Теперь все встало на свои места: не надо ничего оформлять, жизнь все решила за них, совершенно не считаясь с тем, что записано в их документах.
— Кузенька, расскажи мне все, — попросила Маша, — где же ты был? Как это случилось?
— Да не волнуйся ты, я потом все тебе расскажу, когда ты поправишься, а сейчас мне вообще тут находиться нельзя. Если врач меня тут застукает, ой, что будет! А уж если бабушка!..
Не успел Кузя договорить, как за дверью послышались голоса. Мальчик смешно заметался по палате, едва не свернув стойку с капельницей, и нырнул под соседнюю пустую койку.
В палату вошла Алла Ивановна.
— Слава тебе, Господи! — горячо воскликнула она, двигаясь к дочери. — Как ты?
— Бывает и лучше, — улыбнулась Маша, чувствуя при этом, что силы стремительно покидают ее.
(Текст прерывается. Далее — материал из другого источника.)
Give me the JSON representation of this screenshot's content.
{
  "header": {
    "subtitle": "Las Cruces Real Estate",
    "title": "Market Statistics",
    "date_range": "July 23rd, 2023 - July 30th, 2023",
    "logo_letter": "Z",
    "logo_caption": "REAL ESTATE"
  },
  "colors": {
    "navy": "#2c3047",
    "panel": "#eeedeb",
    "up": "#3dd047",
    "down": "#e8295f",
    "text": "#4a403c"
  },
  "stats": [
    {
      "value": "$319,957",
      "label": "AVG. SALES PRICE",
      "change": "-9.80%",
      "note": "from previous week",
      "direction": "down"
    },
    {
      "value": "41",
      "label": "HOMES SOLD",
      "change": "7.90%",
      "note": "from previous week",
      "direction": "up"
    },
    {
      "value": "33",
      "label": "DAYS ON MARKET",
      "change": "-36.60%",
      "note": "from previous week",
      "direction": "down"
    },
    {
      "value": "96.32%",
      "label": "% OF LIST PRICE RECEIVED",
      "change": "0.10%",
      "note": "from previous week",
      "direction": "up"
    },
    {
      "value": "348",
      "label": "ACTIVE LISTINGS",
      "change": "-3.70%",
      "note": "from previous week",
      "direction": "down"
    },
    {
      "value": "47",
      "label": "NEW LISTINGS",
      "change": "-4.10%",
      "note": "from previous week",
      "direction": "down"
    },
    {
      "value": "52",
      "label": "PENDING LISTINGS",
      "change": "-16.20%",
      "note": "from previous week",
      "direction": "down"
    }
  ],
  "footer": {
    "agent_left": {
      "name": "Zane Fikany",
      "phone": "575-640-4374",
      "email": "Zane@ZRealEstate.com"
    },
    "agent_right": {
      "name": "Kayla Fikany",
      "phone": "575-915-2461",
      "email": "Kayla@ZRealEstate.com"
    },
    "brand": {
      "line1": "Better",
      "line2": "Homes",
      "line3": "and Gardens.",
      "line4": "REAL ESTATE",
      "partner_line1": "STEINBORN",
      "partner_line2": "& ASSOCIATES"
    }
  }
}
— Бывает и хуже, — парировал незнакомый мужской голос. Мягко отстранив Аллу Ивановну, над Машей склонился доктор. — Голова болит?
Маша задумалась:
— Болит…
— Болит, значит, она есть. А вот у водителя вашего…
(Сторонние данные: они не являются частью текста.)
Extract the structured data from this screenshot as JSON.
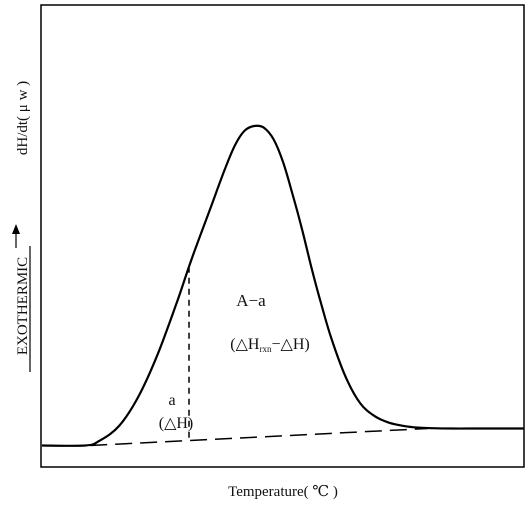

— Ему голову оторвало? — в ужасе прошептала Маша.
Врач снисходительно улыбнулся, глядя на пациентку как на дурочку.
— Нет, не оторвало, но я знаю кое-кого, кто не преминет это сделать. Ваш спутник отделался легким испугом и крупным ремонтом машины. А вот вы у нас еще полежите.
— У тебя сотрясение мозга и смещение позвонков, вставать тебе категорически нельзя, поняла? — строго сказала Алла Ивановна.
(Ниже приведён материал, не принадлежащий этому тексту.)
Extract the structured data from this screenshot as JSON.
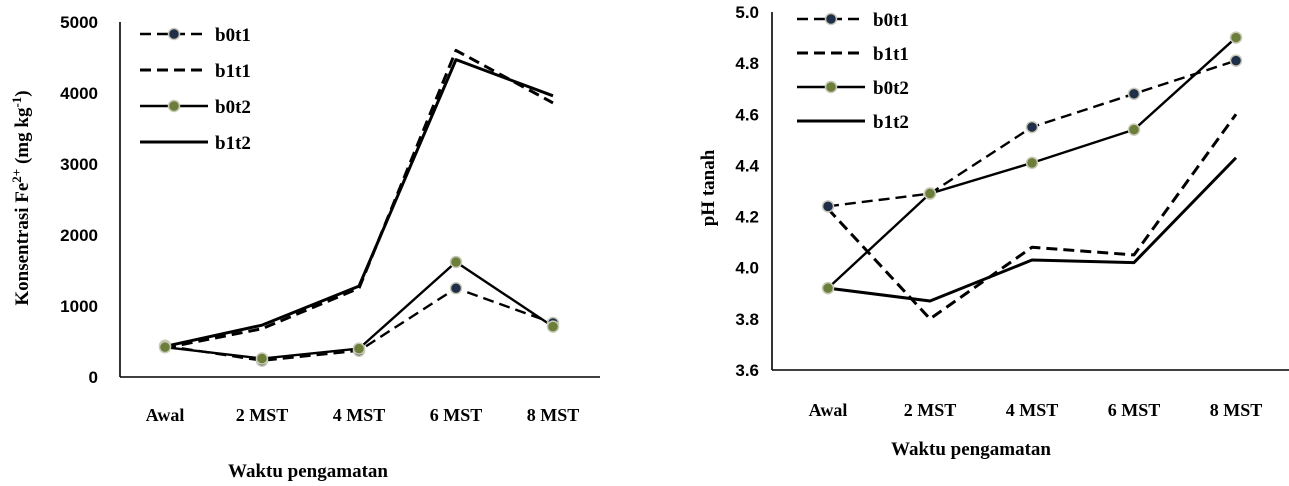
{
  "colors": {
    "line": "#000000",
    "marker_b0t1": "#1f2f4a",
    "marker_b0t2": "#6b7f3a",
    "background": "#ffffff"
  },
  "chart_data": [
    {
      "type": "line",
      "ylabel_main": "Konsentrasi Fe",
      "ylabel_sup1": "2+",
      "ylabel_mid": " (mg kg",
      "ylabel_sup2": "-1",
      "ylabel_end": ")",
      "xlabel": "Waktu pengamatan",
      "categories": [
        "Awal",
        "2 MST",
        "4 MST",
        "6 MST",
        "8 MST"
      ],
      "ylim": [
        0,
        5000
      ],
      "yticks": [
        "0",
        "1000",
        "2000",
        "3000",
        "4000",
        "5000"
      ],
      "legend_position": "top-left",
      "series": [
        {
          "name": "b0t1",
          "style": "dashed",
          "marker": "b0t1",
          "values": [
            440,
            230,
            370,
            1250,
            760
          ]
        },
        {
          "name": "b1t1",
          "style": "dashed",
          "marker": "none",
          "values": [
            410,
            680,
            1250,
            4600,
            3860
          ]
        },
        {
          "name": "b0t2",
          "style": "solid",
          "marker": "b0t2",
          "values": [
            420,
            260,
            400,
            1620,
            710
          ]
        },
        {
          "name": "b1t2",
          "style": "solid",
          "marker": "none",
          "values": [
            430,
            730,
            1280,
            4470,
            3960
          ]
        }
      ]
    },
    {
      "type": "line",
      "ylabel": "pH tanah",
      "xlabel": "Waktu pengamatan",
      "categories": [
        "Awal",
        "2 MST",
        "4 MST",
        "6 MST",
        "8 MST"
      ],
      "ylim": [
        3.6,
        5.0
      ],
      "yticks": [
        "3.6",
        "3.8",
        "4.0",
        "4.2",
        "4.4",
        "4.6",
        "4.8",
        "5.0"
      ],
      "legend_position": "top-left",
      "series": [
        {
          "name": "b0t1",
          "style": "dashed",
          "marker": "b0t1",
          "values": [
            4.24,
            4.29,
            4.55,
            4.68,
            4.81
          ]
        },
        {
          "name": "b1t1",
          "style": "dashed",
          "marker": "none",
          "values": [
            4.23,
            3.8,
            4.08,
            4.05,
            4.6
          ]
        },
        {
          "name": "b0t2",
          "style": "solid",
          "marker": "b0t2",
          "values": [
            3.92,
            4.29,
            4.41,
            4.54,
            4.9
          ]
        },
        {
          "name": "b1t2",
          "style": "solid",
          "marker": "none",
          "values": [
            3.92,
            3.87,
            4.03,
            4.02,
            4.43
          ]
        }
      ]
    }
  ]
}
Маша кивнула. Спина действительно очень болела.
— С позвоночником мы разберемся, — заверил доктор. — А с головой… Вот пролечим, а потом я вас направлю в отличную клинику. У меня там хороший знакомый работает. Это в Москве, в Институте нейрохирургии мозга…
— Нет! — закричала Маша, рванувшись с постели с такой стремительностью, что опрокинула-таки стойку капельницы. Пол-литровый флакон выскочил из держателя и, не разбившись, покатился под ту койку, под которой прятался Кузя.
В глазах у Маши потемнело, острая боль просверлила позвоночник, словно в него вонзили раскаленную спицу… В меркнущем свете она увидела, как Алла Ивановна, нагнувшаяся за упавшим флаконом, выуживает из-под койки Кузьку.
— Мне можно! Я муж! — эти слова были первыми, которые она услышала после того, как вновь очнулась. В палату ворвался Ильдар.
Маша снова попыталась сесть, но вовремя вспомнила, чем эта попытка закончилась в прошлый раз, и постаралась собраться с силами, чтобы обороняться лежа.
— Марья!
— Убирайся отсюда!
Каримов оторопел.
— Не понял…
— Ты! Это все ты! Ты думал, я не узнаю? На что ты надеялся, а? Как у тебя рука поднялась? Что ты сделал с Кузькой? А Тимка? Где Тимка? Он же твой родной сын!
Маша не выдержала и разрыдалась, закрыв лицо руками. Ильдара тут же оттеснила вошедшая медсестра и зашикала, зашипела на него. Зашуршал целлофан, щелкнул сломанный носик ампулы.
— Выйдите немедленно, — снова сказала медсестра, очевидно, Ильдару. Руку Маши кольнула мгновенная боль, тут же разлилось по руке, по телу нежное тепло, приносящее сон и очередное забвение.
77
В самолете Тимка уже раскаивался в том, что сделал. Запал и задор, ощущение, что он помогает, пусть и вопреки маминой воле, — все это прошло. Осталось смутное чувство предательства: она же не знает, что он встречается с отцом, а он взял и вот так доверился человеку, которому столько лет не было до него, Тимки, никакого дела. Почему он это сделал? Куда вообще везет его этот мрачный неразговорчивый мужик?